There was no logic or any sense of purpose except that I knew I had to do something other than what I was doing, or I might not make it through this. Or, I might end up like my parents.

I always thought that depression was so overrated, the way people toss the word around (a lot like the L-word that I will never say to a guy again for as long as I live). When I was in high school, girls would often talk about how they were 'depressed' and how their moms took them to a shrink to get on medication and then they'd all gather around to see whose pills they wanted to try out. Depression to me meant three words: sadness, sadness and sadness. I saw those stupid commercials with the cartoonish figures moping around with black clouds constantly raining on their heads and thought to myself how people are really laying this depression stuff on thick. I feel bad for people. I always have. I never like to see someone hurting, but I admit whenever I heard someone play the depression card, I'd roll my eyes and go about my business.

Little did I know that depression is a serious disease.

Those girls at school had no idea what it really means to be depressed.

It's not only about sadness. In truth, sadness really has little to do with it. Depression is pain in its purest form and I would do anything to be able to feel an emotion again. Any emotion at all. Pain hurts, but pain that's so powerful that you can't feel anything anymore, that's when you start to feel like you're going crazy.

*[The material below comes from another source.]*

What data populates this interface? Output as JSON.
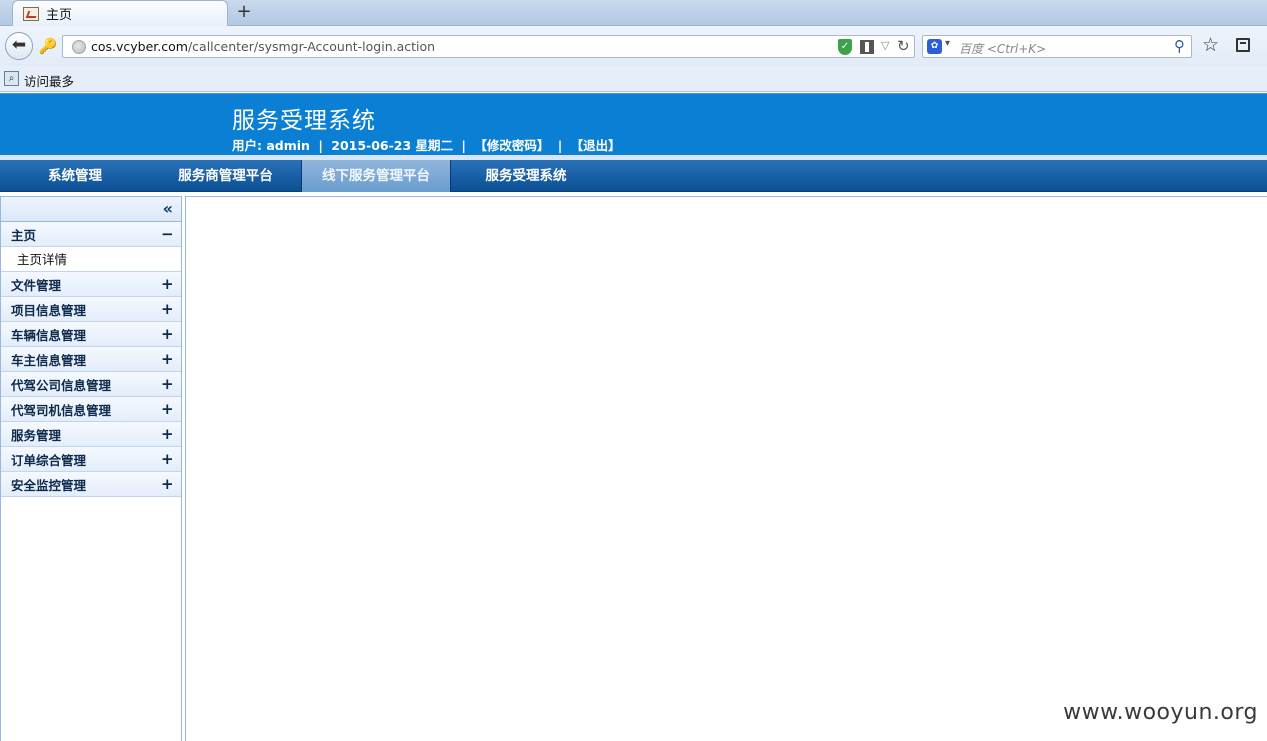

It bothers me immensely to realize that the last time I actually cried was that day at school when I found out that Tadashi was killed in that crash. It was in Hans's arms that I cried. Hans, of all people.

But that was the last time I ever shed a tear and that was a little over a year ago.

After that, I just couldn't anymore. Not over my parents' divorce, or when Olaf got sentenced, or when Hans showed his true colors, or when Anna stabbed me in the back. I keep thinking that any day now I'm going to break down and bawl my eyes out with my face buried in my pillow. I should be puking from crying so much.

But it never comes and I still feel nothing.

Except this sense of breaking free from it all. That itch, although vague and stingy, compels me to obey it. I don't know why, I can't explain it, but it's there and I can't stop myself from listening to it.

I spent most of the night at the bus station, sitting there waiting for that itch to tell me what to do.

And then I walked up to the counter.

"Can I help you?" the woman said blankly.

I thought about it for a second and said, "I'm going to see my sister in Idaho because she just had a baby."

She looked at me awkwardly, and I admit, it felt awkward. I don't have a sister and I've never been to Idaho, but it was the first lie that popped into my head. And she had been eating a baked potato. It was sitting behind the counter in a buttery bowl of foil and sour cream. So, naturally Idaho was the first state I thought of. It doesn't matter where I choose to go really, because I just don't care.

I thought, once I get to Idaho I'll just buy another ticket to somewhere else. Maybe I'll go to California. Or Washington. Or, maybe I'll just head south and see what Texas is like. I always imagined it a giant landscape of dirt and roadside bars and cowboy hats. And people in Texas are supposed to be some kind of badasses, or something. Maybe they'll stomp the crap out of me with their cowboy boots.